As a young person whose mother has been recently diagnosed, the fact sheets and key worker program provided me with invaluable information which I then shared to help educate the rest of my family and friends. I found great comfort and support knowing I could talk with someone who understood the challenges and changes I was facing as a primary carer.

My mum was diagnosed in late 2014 at 54 years-of-age. We were encouraged by her medical team to access the support services of Dementia Australia, and immediately found the fact sheets and speaking with support workers extremely helpful.  

Mum was diagnosed late and deteriorated rapidly. The Dementia Australia Key Worker Program was particularly helpful as I was able to learn how to better help mum and how to help myself so I still had the energy to care for mum. I was also pointed in the right direction when managing challenges that arose in the residential care facility where mum now lives. The consumer advocacy network has been immensely rewarding and inspiring as I feel I am able to help my mum on a larger scale while also helping other families impacted by dementia.

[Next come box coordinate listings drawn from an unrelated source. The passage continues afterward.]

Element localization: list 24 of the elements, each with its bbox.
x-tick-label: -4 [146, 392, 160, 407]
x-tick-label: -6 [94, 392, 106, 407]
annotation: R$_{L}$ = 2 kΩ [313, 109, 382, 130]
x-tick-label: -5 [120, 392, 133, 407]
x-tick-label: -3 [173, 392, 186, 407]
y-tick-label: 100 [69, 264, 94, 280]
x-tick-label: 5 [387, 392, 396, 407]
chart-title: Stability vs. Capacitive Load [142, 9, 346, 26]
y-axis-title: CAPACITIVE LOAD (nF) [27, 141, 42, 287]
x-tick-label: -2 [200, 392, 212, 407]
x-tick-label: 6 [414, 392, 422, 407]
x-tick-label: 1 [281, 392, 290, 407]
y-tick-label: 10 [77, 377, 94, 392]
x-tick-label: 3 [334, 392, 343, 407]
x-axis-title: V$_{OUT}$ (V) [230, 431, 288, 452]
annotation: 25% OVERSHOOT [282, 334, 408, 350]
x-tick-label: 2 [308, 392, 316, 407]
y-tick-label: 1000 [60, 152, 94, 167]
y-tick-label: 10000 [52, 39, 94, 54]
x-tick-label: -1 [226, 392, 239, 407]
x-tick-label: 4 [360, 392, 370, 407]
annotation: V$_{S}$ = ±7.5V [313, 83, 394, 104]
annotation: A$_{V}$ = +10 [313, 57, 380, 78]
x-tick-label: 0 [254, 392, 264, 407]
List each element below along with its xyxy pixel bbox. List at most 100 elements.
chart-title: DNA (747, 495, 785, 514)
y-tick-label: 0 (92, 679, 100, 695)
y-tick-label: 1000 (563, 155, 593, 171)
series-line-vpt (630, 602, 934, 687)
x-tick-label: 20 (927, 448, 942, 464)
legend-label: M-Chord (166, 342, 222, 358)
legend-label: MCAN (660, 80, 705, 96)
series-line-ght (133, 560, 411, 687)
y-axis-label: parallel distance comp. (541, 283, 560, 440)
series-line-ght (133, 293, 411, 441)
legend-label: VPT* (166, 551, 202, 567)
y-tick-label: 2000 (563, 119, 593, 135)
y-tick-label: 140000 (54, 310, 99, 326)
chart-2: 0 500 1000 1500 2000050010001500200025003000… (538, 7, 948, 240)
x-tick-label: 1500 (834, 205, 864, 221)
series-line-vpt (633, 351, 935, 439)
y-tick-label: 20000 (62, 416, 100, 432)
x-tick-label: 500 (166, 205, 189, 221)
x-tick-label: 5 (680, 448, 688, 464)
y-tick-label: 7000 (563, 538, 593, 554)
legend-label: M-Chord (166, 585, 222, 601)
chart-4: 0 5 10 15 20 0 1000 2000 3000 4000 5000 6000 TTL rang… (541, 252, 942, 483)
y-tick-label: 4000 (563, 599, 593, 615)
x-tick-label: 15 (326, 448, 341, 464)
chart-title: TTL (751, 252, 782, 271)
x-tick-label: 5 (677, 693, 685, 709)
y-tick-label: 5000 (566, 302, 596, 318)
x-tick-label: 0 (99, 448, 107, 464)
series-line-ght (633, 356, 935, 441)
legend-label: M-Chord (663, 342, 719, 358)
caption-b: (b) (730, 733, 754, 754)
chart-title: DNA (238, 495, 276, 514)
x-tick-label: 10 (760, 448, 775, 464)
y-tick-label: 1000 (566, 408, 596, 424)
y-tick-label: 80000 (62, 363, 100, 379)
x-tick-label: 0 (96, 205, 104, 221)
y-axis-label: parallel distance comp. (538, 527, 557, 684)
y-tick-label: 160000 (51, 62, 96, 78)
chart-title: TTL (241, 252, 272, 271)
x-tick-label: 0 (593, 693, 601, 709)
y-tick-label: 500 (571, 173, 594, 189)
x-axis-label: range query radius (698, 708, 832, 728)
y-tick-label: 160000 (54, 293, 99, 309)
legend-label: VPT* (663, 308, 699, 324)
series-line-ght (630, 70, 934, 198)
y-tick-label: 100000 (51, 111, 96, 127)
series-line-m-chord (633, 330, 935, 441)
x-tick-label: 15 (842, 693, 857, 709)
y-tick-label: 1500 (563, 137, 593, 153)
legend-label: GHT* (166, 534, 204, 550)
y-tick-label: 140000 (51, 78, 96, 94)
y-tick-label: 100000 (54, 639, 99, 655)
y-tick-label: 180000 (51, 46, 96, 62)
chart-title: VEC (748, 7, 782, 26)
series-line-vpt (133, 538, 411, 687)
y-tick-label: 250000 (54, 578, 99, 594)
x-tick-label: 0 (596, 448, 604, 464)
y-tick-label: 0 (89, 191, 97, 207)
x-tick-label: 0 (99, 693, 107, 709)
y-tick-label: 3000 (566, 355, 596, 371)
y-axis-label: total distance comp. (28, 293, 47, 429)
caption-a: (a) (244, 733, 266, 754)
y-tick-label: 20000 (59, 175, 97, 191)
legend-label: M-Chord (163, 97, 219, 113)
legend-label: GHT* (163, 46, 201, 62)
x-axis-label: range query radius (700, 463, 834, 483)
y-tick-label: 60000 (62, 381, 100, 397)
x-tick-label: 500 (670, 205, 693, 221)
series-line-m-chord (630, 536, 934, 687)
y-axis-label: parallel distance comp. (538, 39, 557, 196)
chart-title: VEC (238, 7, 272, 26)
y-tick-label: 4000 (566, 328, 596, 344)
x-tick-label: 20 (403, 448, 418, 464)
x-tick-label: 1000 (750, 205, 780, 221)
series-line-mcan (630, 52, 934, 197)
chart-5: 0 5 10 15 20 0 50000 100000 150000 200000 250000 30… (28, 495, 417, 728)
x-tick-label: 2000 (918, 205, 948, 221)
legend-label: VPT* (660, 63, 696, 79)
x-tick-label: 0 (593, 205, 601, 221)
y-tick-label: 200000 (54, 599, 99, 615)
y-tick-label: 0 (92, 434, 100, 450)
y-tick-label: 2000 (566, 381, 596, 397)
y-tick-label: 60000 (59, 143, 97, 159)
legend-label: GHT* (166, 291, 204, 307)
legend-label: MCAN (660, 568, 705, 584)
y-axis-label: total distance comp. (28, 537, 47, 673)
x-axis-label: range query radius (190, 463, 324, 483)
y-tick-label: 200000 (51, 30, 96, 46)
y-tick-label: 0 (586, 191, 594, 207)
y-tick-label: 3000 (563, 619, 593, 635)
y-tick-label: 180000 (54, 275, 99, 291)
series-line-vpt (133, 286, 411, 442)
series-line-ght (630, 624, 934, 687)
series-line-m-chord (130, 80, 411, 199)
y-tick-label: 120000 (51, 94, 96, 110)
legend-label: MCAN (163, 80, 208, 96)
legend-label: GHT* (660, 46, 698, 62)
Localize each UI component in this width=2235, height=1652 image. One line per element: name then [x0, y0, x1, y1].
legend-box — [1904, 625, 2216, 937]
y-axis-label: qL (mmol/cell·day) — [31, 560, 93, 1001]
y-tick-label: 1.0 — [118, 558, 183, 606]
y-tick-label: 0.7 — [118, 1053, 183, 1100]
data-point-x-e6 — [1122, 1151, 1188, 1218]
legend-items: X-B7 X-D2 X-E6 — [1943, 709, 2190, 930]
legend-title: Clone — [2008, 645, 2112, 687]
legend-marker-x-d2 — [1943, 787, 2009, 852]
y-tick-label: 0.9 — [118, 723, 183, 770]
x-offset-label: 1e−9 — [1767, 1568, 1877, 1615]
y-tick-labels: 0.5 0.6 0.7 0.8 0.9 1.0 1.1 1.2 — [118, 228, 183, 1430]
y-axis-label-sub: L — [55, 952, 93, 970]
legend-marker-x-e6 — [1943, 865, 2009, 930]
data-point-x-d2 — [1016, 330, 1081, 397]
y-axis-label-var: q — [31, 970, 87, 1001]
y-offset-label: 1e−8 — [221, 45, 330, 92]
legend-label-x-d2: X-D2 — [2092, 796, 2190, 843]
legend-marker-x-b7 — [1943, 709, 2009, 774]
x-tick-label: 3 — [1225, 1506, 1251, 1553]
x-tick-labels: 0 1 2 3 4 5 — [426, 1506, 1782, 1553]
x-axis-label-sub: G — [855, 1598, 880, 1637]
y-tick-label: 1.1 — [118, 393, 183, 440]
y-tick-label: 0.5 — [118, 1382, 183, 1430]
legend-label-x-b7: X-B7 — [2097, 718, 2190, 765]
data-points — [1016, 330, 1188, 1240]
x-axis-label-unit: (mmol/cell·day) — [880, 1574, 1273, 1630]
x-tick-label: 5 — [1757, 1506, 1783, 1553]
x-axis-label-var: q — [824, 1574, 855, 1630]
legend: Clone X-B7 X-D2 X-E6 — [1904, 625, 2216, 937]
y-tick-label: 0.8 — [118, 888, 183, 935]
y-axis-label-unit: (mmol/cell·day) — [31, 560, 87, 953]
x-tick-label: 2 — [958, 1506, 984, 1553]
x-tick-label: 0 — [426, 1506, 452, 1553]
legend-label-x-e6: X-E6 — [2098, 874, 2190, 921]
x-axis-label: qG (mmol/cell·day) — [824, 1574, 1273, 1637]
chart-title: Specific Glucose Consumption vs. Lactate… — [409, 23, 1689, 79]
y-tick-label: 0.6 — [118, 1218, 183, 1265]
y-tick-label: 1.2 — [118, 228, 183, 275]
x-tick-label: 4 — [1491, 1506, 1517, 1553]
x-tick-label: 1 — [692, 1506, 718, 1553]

The hardest part of caring for someone living with dementia is grieving for someone who is still living. My relationship with my mother has drastically changed as I have taken on the role of parent and we can no longer share the same experiences that we previously shared. The most unexpected part has been how much fun I can have with my mum, knowing that I can put a smile on her face and make her giggle gives us both such joy. It’s the simple things that make us laugh but that’s all we need.

I’d like to remind people caring for those living with dementia that although at times you might not feel it, every smile you put on the face of your loved one is priceless and makes all of their tough times worth it.